El nuevo Régimen Penal Juvenil habilita procesos penales desde los 14 años y redefine sanciones, supervisión y derechos de las víctimas. Entró en vigencia hoy con dudas en los juzgados por la implementación.

dPosta – El Gobierno de Javier Milei reglamentó este lunes la Ley del Régimen Penal Juvenil N° 27.801, que establece un nuevo marco jurídico para adolescentes de 14 a 17 años y habilita procesos penales desde los 14 años y redefine sanciones, supervisión y derechos de las víctimas. La entrada en vigor de la norma se produce en un escenario de incertidumbre en los juzgados de menores de diversas jurisdicciones que plantean dudas respecto de si se dispone de la infraestructura de alojamiento, del personal técnico idóneo, de la cantidad de dispositivos de monitoreo electrónico y de los supervisores especializados.

En primer lugar, el decreto 875/26, firmado por el presidente Javier Milei, el ministro de Justicia Diego Santilli y el secretario Juan Bautista Mahiques, habilita la judicialización de adolescentes desde los 14 años por delitos previstos en el Código Penal, aunque bajo un sistema especial.
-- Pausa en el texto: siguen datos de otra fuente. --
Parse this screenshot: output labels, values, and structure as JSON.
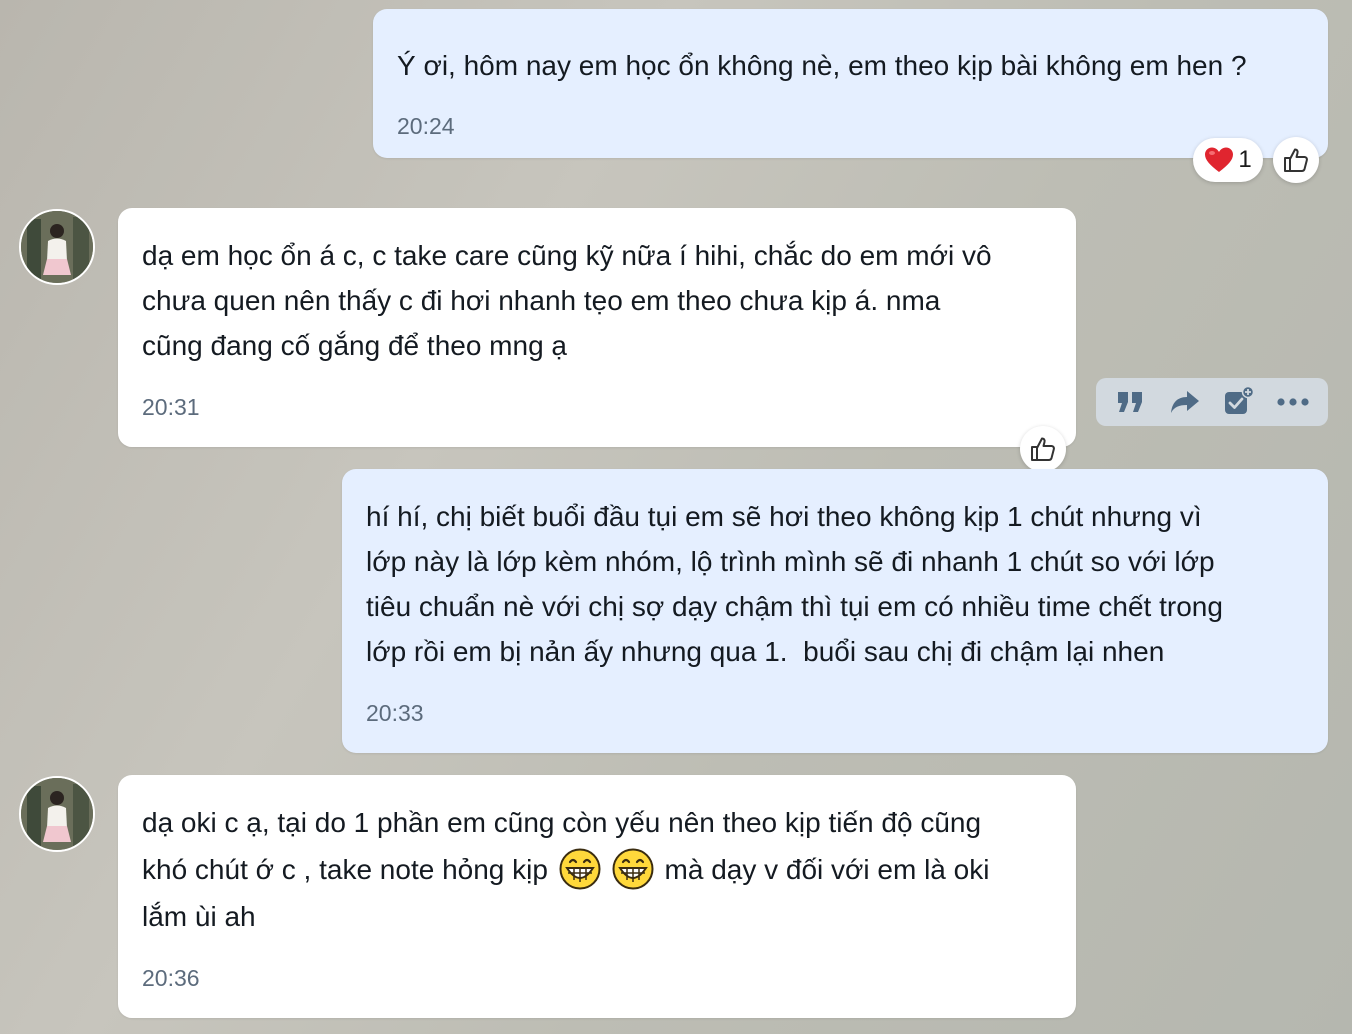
{
  "messages": [
    {
      "sender": "me",
      "text": "Ý ơi, hôm nay em học ổn không nè, em theo kịp bài không em hen ?",
      "time": "20:24",
      "reactions": [
        {
          "icon": "heart-icon",
          "count": "1"
        }
      ]
    },
    {
      "sender": "them",
      "text_lines": [
        "dạ em học ổn á c, c take care cũng kỹ nữa í hihi, chắc do em mới vô",
        "chưa quen nên thấy c đi hơi nhanh tẹo em theo chưa kịp á. nma",
        "cũng đang cố gắng để theo mng ạ"
      ],
      "time": "20:31"
    },
    {
      "sender": "me",
      "text_lines": [
        "hí hí, chị biết buổi đầu tụi em sẽ hơi theo không kịp 1 chút nhưng vì",
        "lớp này là lớp kèm nhóm, lộ trình mình sẽ đi nhanh 1 chút so với lớp",
        "tiêu chuẩn nè với chị sợ dạy chậm thì tụi em có nhiều time chết trong",
        "lớp rồi em bị nản ấy nhưng qua 1.  buổi sau chị đi chậm lại nhen"
      ],
      "time": "20:33"
    },
    {
      "sender": "them",
      "line1": "dạ oki c ạ, tại do 1 phần em cũng còn yếu nên theo kịp tiến độ cũng",
      "line2_before": "khó chút ớ c , take note hỏng kịp ",
      "line2_after": " mà dạy v đối với em là oki",
      "line3": "lắm ùi ah",
      "emojis": [
        "grinning-face-icon",
        "grinning-face-icon"
      ],
      "time": "20:36"
    }
  ],
  "toolbar": {
    "actions": [
      "quote-icon",
      "forward-icon",
      "add-task-icon",
      "more-icon"
    ]
  },
  "colors": {
    "outgoing_bubble": "#e5efff",
    "incoming_bubble": "#ffffff",
    "time_text": "#5c6b7c",
    "heart": "#e0252f"
  }
}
Según el texto oficial, se contemplan condenas, medidas alternativas y, en casos determinados, privación de la libertad. 

La publicación en el Boletín Oficial designa al Ministerio de Justicia como autoridad de aplicación. La cartera deberá coordinar la implementación, dictar normas complementarias y celebrar convenios con provincias, universidades y organizaciones civiles. 

Uno de los ejes es la creación de la figura del supervisor especializado, responsable del seguimiento y asistencia del adolescente durante el proceso. Para ser designado, el profesional deberá acreditar formación en educación, psicología, trabajo social o áreas afines. 

En ese marco, se creó el Registro de Supervisores del Régimen Penal Juvenil. Mientras se sustancia la convocatoria pública definitiva, se elaborará un listado provisorio de profesionales habilitados, con un plazo máximo de 180 días. 

Una vez conformado el registro permanente, quienes no logren incorporarse perderán la posibilidad de ser asignados a nuevos casos. No obstante, los jueces podrán evaluar su continuidad en causas en curso. 

Lineamientos del nuevo Régimen Penal Juvenil

El decreto también dispuso la creación del Comité Interministerial del Régimen Penal Juvenil, integrado por los ministerios de Justicia, Seguridad Nacional, Capital Humano y Salud. Cada cartera designará representantes con rango mínimo de director nacional. 

Entre sus funciones, el comité deberá elaborar lineamientos comunes en prevención y reinserción, intercambiar información estadística y técnica, y emitir recomendaciones no vinculantes. Asimismo, coordinará la ejecución de las penas alternativas previstas en la ley. 

La reglamentación habilita la participación de organismos como la Secretaría Nacional de Niñez, la Sedronar, la Procuración General y la Defensoría General, en carácter de colaboradores cuando la materia lo requiera. 

En paralelo, se formalizó la creación de la Mesa Federal del Régimen Penal Juvenil, un espacio de diálogo entre Nación, provincias y la Ciudad de Buenos Aires. La instancia será coordinada por el Ministerio de Justicia e integrada por delegados jurisdiccionales y representantes de la Corte Suprema, la Procuración y la Defensoría. 

Sus funciones incluyen armonizar criterios técnicos y procesales, intercambiar buenas prácticas y facilitar convenios de cooperación. La Mesa podrá emitir recomendaciones no vinculantes, y su funcionamiento operativo será definido por sus integrantes. 

La reglamentación también reconoce derechos específicos para las víctimas, como tutela efectiva, asistencia especializada y patrocinio jurídico gratuito.

Además, el Ministerio de Justicia deberá implementar capacitaciones continuas para magistrados, fiscales, defensores y operadores del sistema penal juvenil. Provincias y CABA podrán desarrollar sus propias instancias de formación. El decreto fija un mecanismo de comunicación con el Registro Nacional de Reincidencia para el seguimiento de los adolescentes alcanzados por el régimen. Esa comunicación deberá respetar la reserva del proceso. 

La entrada en vigor de la norma se produce en un escenario de incertidumbre en los juzgados de menores de diversas jurisdicciones. Fuentes judiciales advierten sobre un inminente incremento en el volumen de expedientes y plantean serias dudas respecto de si se dispone de la infraestructura de alojamiento, del personal técnico idóneo, de la cantidad de dispositivos de monitoreo electrónico y de los supervisores especializados requeridos para garantizar la aplicación efectiva del nuevo marco legal a lo largo y ancho del país.